In Israel, God’s chosen people, we see God’s intention to work through the patriarch Abraham to reconcile all nations to Him (see Genesis 12:1-3). This raises the question: why did God want to bless the nations? Why did God need Abraham? To answer the first, we read in Genesis 1, 2 that God made everything in the world (e.g., plants, animals, humans) and that He made it good. However, in Genesis 3, we read that Adam and Eve chose to disobey and through their choice sin entered the world. As we read on in Genesis, we find that all people are as sinful as Adam and Eve. In Romans 5:12, Paul summarizes this: “Therefore, just as by one man sin entered the world, and death through sin, and thus death spread to all men, because all sinned.” It is from this rampant wickedness that we see what God had in mind by using the family of Abraham to bless the nations.
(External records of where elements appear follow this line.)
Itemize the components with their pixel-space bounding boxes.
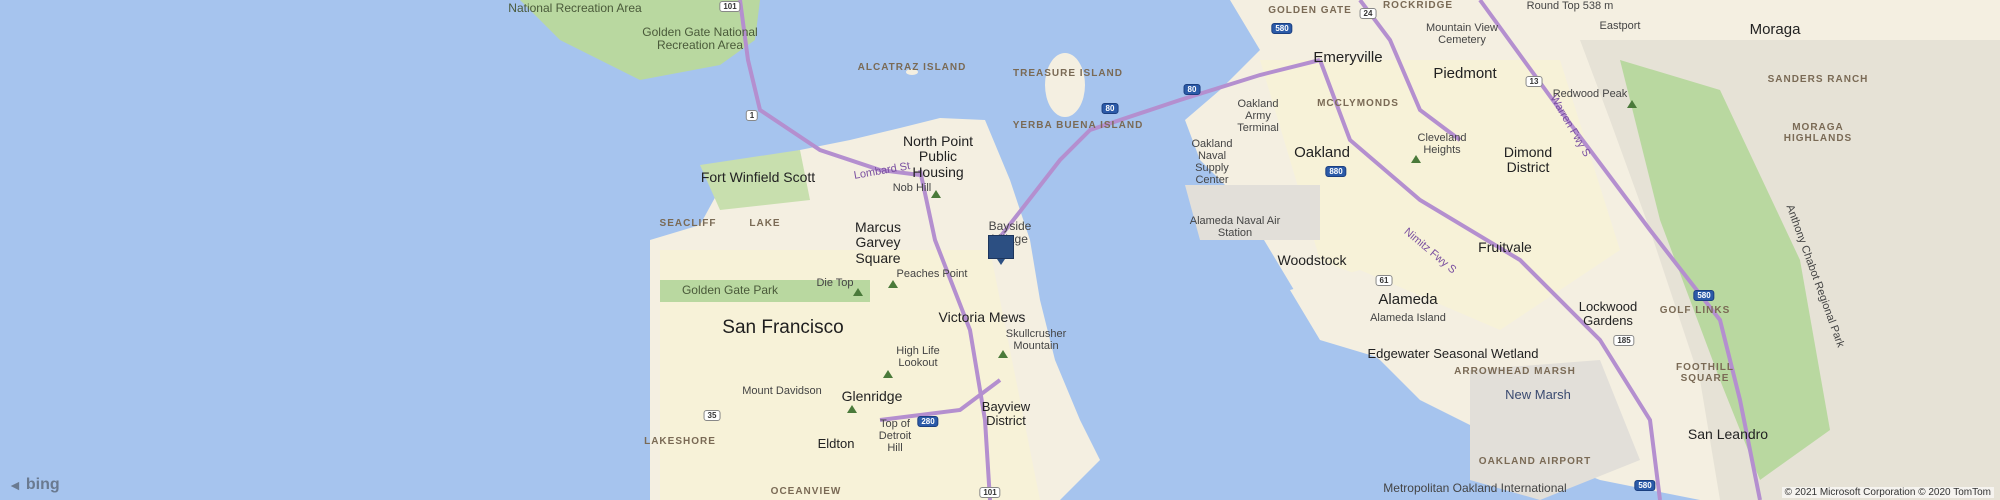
mount-davidson-label: Mount Davidson bbox=[742, 385, 822, 397]
oceanview-label: OCEANVIEW bbox=[770, 486, 842, 497]
moraga-label: Moraga bbox=[1749, 21, 1801, 38]
seacliff-label: SEACLIFF bbox=[659, 218, 717, 229]
route-shield-185: 185 bbox=[1613, 335, 1635, 346]
route-shield-101: 101 bbox=[719, 1, 741, 12]
route-shield-101-b: 101 bbox=[979, 487, 1001, 498]
redwood-peak-label: Redwood Peak bbox=[1552, 88, 1628, 100]
location-pin-icon[interactable] bbox=[988, 235, 1014, 265]
eastport-label: Eastport bbox=[1599, 20, 1641, 32]
piedmont-label: Piedmont bbox=[1433, 65, 1497, 82]
san-francisco-label: San Francisco bbox=[722, 317, 844, 338]
dimond-district-label: Dimond District bbox=[1503, 144, 1553, 176]
oakland-label: Oakland bbox=[1294, 144, 1350, 161]
route-shield-280: 280 bbox=[917, 416, 939, 427]
nob-hill-label: Nob Hill bbox=[892, 182, 932, 194]
edgewater-wetland-label: Edgewater Seasonal Wetland bbox=[1367, 346, 1539, 361]
san-leandro-label: San Leandro bbox=[1687, 426, 1769, 442]
round-top-label: Round Top 538 m bbox=[1526, 0, 1614, 12]
eldton-label: Eldton bbox=[817, 436, 855, 451]
nob-hill-peak-icon bbox=[931, 190, 941, 198]
route-shield-1: 1 bbox=[745, 110, 759, 121]
peaches-point-label: Peaches Point bbox=[896, 268, 968, 280]
oakland-army-terminal-label: Oakland Army Terminal bbox=[1237, 98, 1279, 135]
route-shield-61: 61 bbox=[1375, 275, 1393, 286]
map-canvas[interactable]: National Recreation Area Golden Gate Nat… bbox=[0, 0, 2000, 500]
bing-b-icon: ◄ bbox=[8, 477, 22, 493]
treasure-island-label: TREASURE ISLAND bbox=[1012, 68, 1124, 79]
national-recreation-area-label: National Recreation Area bbox=[508, 1, 642, 15]
route-shield-35: 35 bbox=[703, 410, 721, 421]
north-point-label: North Point Public Housing bbox=[902, 133, 974, 180]
peak-marker-icon bbox=[1627, 100, 1637, 108]
bayview-district-label: Bayview District bbox=[981, 399, 1031, 429]
mcclymonds-label: MCCLYMONDS bbox=[1317, 98, 1399, 109]
skullcrusher-peak-icon bbox=[998, 350, 1008, 358]
lake-label: LAKE bbox=[749, 218, 781, 229]
mountain-view-cemetery-label: Mountain View Cemetery bbox=[1426, 22, 1498, 47]
route-shield-580-c: 580 bbox=[1634, 480, 1656, 491]
emeryville-label: Emeryville bbox=[1313, 49, 1383, 66]
route-shield-580-a: 580 bbox=[1271, 23, 1293, 34]
route-shield-13: 13 bbox=[1525, 76, 1543, 87]
route-shield-80-a: 80 bbox=[1101, 103, 1119, 114]
rockridge-label: ROCKRIDGE bbox=[1382, 0, 1454, 11]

God knew it was “not in man who walks to direct his own steps” (Jeremiah 10:23). Simply put we are lost in sin without a way out on our own; God’s intervention was necessary. Paul reflects on this promise given to Abraham, in Galatians 3:16, pointing to a single descendant “…which is Christ”. Jesus would be exactly the pinnacle of God’s program of redemption inaugurated through Abraham.
 
Mark stated that he would tell the “Good News” about Jesus and that Jesus is the culmination of God’s mission to redeem the world from sin. We are left to ask: how will God bring this about? Mark records that Jesus said He “came not to be served but to serve, and to give his life a ransom for many” (Mark 10:45). In this, we see that God would redeem the world not by coming to the world and ruling physically, but that He would redeem the world by giving the   life of His Son. Paul summarizes this concept as well: “the gospel I preached to you, which you received, in which you stand, and by which you are being saved, if you hold fast to the word I preached to you—unless you believed in vain. For I delivered to you as of first importance what I also received: that Christ died for our sins in accordance with the Scriptures, that he was buried, that he was raised on the third day in accordance with the Scriptures,” (I Cor. 15:1-4). This is the good news about Jesus: God sent His Son into the world to die as a ransom for us, to be buried, and to be resurrected from the dead.